Sabresuchus Temporal range: Cretaceous

Scientific classification
- Kingdom: Animalia
- Phylum: Chordata
- Class: Reptilia
- Clade: Archosauria
- Clade: Pseudosuchia
- Clade: Crocodylomorpha
- Family: †Paralligatoridae
- Genus: †Sabresuchus Tennant et al., 2016
- Species: S. ibericus (Brinkmann, 1992) (type); S. sympiestodon (Martin et al., 2010);

= Sabresuchus =

Extinct genus of reptiles

Sabresuchus is an extinct genus of neosuchian crocodyliform from the Cretaceous of Europe.
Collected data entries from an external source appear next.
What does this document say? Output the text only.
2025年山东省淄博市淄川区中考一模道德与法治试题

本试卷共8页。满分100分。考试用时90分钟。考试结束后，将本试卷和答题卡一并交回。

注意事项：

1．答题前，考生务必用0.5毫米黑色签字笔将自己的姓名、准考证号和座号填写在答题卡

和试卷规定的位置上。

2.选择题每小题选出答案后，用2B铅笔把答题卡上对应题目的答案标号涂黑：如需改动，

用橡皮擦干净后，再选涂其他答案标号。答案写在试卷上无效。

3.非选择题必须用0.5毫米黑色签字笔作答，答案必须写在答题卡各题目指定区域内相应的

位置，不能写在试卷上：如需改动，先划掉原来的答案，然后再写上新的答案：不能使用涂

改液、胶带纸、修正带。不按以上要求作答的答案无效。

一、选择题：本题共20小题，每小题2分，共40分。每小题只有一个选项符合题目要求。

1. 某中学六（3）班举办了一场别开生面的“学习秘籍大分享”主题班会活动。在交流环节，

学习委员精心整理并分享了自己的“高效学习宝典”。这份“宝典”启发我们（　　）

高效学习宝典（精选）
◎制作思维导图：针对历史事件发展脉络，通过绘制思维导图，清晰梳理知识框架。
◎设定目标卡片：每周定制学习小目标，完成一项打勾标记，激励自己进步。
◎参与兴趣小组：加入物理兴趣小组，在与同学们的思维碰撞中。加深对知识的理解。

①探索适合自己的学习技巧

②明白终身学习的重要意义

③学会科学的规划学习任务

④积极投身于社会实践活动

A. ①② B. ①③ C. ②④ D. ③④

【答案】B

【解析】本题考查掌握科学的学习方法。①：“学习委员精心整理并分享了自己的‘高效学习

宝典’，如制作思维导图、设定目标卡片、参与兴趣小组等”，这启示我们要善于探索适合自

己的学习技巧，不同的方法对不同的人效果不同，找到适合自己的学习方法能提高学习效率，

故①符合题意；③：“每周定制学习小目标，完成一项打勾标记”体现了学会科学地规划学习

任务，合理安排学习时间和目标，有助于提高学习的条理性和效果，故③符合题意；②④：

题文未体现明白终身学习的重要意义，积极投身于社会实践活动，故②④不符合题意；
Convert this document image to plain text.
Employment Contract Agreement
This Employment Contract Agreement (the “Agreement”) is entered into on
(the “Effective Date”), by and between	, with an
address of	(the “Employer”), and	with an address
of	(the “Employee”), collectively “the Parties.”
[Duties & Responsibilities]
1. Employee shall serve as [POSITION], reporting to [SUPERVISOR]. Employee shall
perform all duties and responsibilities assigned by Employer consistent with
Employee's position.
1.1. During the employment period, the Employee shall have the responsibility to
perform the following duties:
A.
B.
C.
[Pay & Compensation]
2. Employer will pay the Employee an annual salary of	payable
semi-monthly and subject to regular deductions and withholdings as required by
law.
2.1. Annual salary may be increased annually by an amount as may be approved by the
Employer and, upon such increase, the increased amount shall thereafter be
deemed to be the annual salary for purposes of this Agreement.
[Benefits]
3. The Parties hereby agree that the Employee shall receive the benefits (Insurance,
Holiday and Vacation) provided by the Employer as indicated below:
The name is derived from 'Sabre' in reference to the enlarged and curved fifth maxillary tooth, and 'suchus' from the Ancient Greek for crocodile.

==Taxonomy==
Two valid species are currently recognized: Sabresuchus ibericus from eastern Spain, and Sabresuchus sympiestodon from Romania,. Both species were previously assigned under the genus Theriosuchus, as T. ibericus and T. sympiestodon respectively. A 2016 cladistic analysis recovered it as a neosuchian more closely related to members of the family Paralligatoridae than to atoposaurids.